Woman's Day: 465,565 copies per week (ACP)
New Idea: 388,257 (Pacific)
NW: 170,046 (ACP)
WHO Weekly: 141,682 (Pacific)
OK!: 140,826 (Northern & Shell/ACP)
Famous: 73,058 (Pacific)
The Australian Women's Weekly: 570,228 per month (ACP)
Cosmopolitan: 175,455 (ACP)
Cleo: 160,137 (ACP)
Marie Claire: 115,500+ (Pacific)
Madison: 97,632 (ACP)
Shop Til You Drop: 75,017 (ACP)
Women's Health: 75,000+ (Pacific)
InStyle: 64,874 (Pacific)
New Woman: 60,229
Harper's Bazaar: 53,531 (ACP)
Vogue Australia: 51,827 (News Magazines)
Not a lot of surprises – Harper's continues to out-sell Vogue (the only country in the world, I believe, where it does so), and the gap between teen titles Girlfriend and Dolly is practically non-existent, which is a huge coup for Pacific and departing Girlfriend editor (and friend of GWAS) Sarah Oakes, and should make things nice for the ad sales girls.
It will certainly be interesting to see the figures for the year to June '08, as well as the affect that Grazia and Glamour's entry will have on local market. The end-of-year results for Harper's, InStyle, Shop Til You Drop and Girlfriend will be eagerly anticipated by their respective new editors, I'm sure.
Read my post about Jan-June 2007 circulation figures here.
Girl With a Satchel
P.S. The women's lifestyle division of Australia's biggest magazine publisher, ACP Magazines, has launched an interactive online consumer insights site, All Woman Talk (it's pink, of course!), where women can sign up to give their opinion on the company's women's titles, as well as other products and services.
"I have always believed in the power of research to identify a gap in the Australian market," says Pat Ingram, group publisher women's lifestyle titles. "Our focus is on launching magazine titles that consumers want, not what publishers want to sell - research is key to getting it right and our success over the years proves that."
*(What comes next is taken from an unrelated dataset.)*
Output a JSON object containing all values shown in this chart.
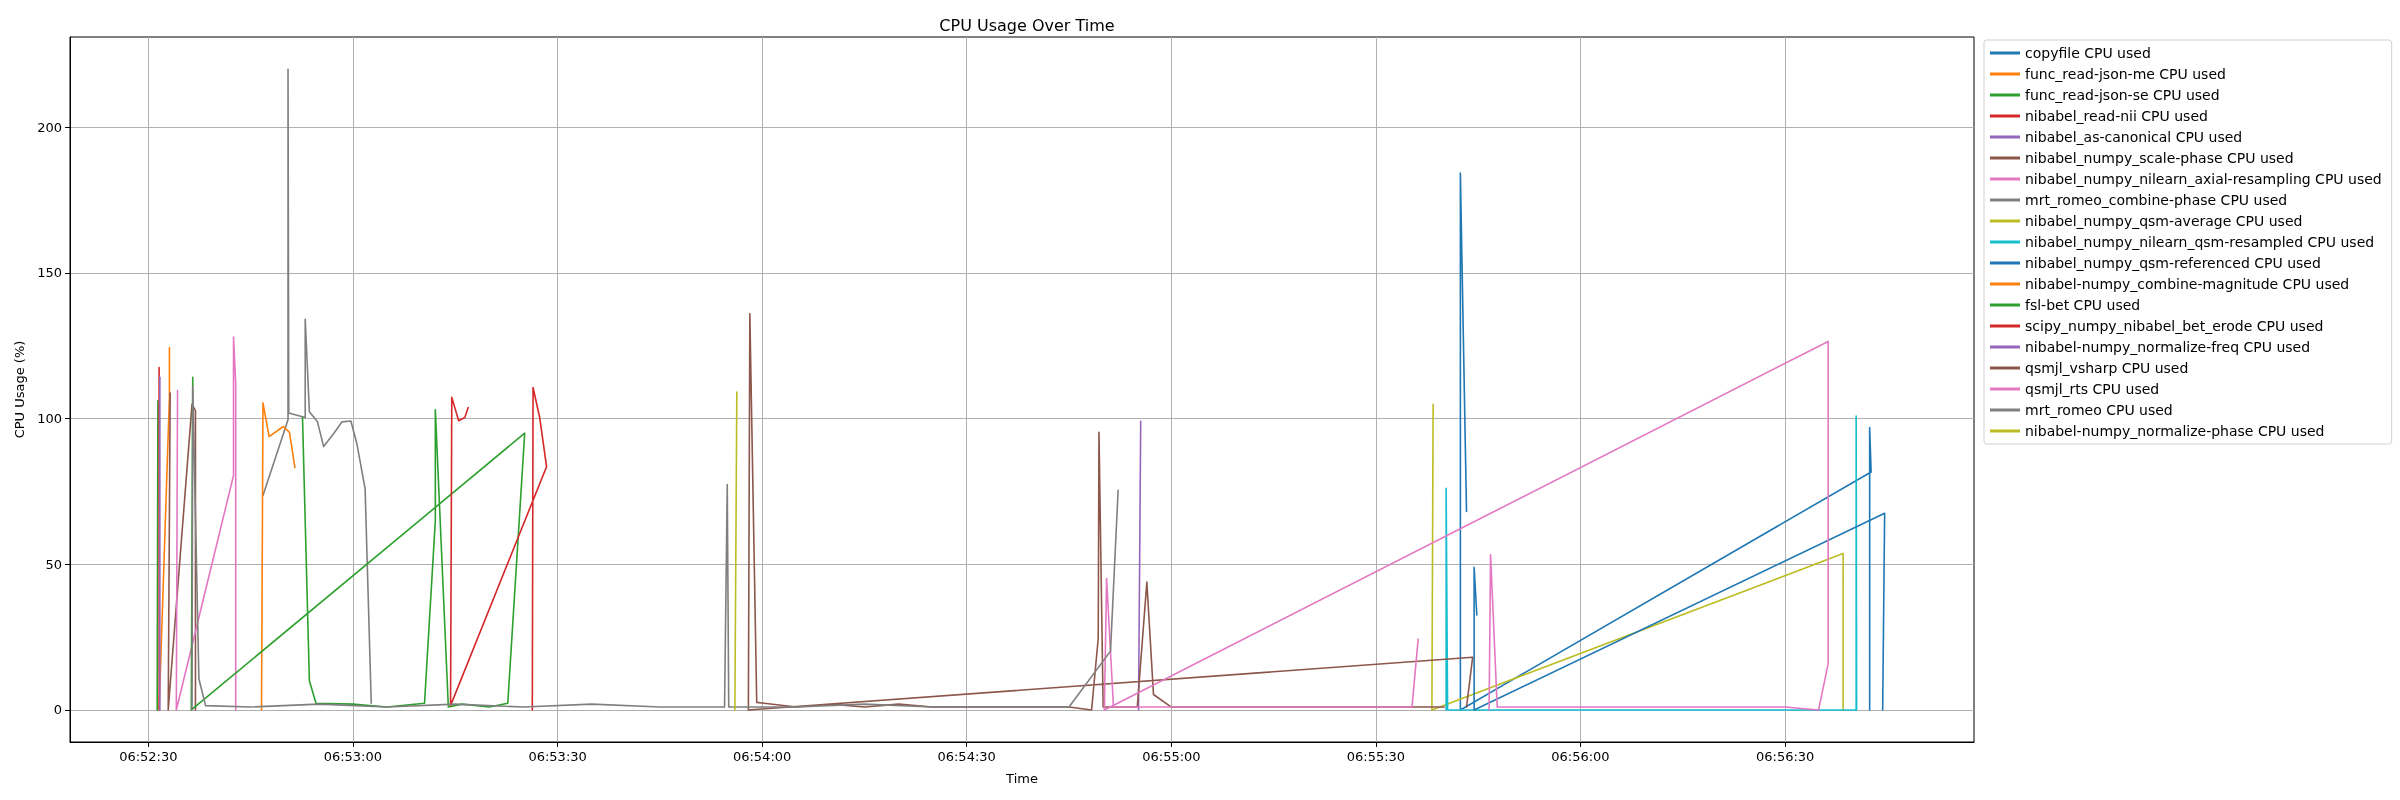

The site will allow consumers (aka valued readers) to give instant feedback on editorial content, ad campaigns, products and services.
"Consumers who participate can hold virtual highlighters and circle elements they like of a magazine cover or advertisement," says women's lifestyle research director Justin Stone. "They can flip through virtual magazines while we track where they look. They can even participate in virtual shopping exercises, where browsing as well as purchasing, is possible. The respondents are given 'in context' situations providing a far greater degree of insight from the research."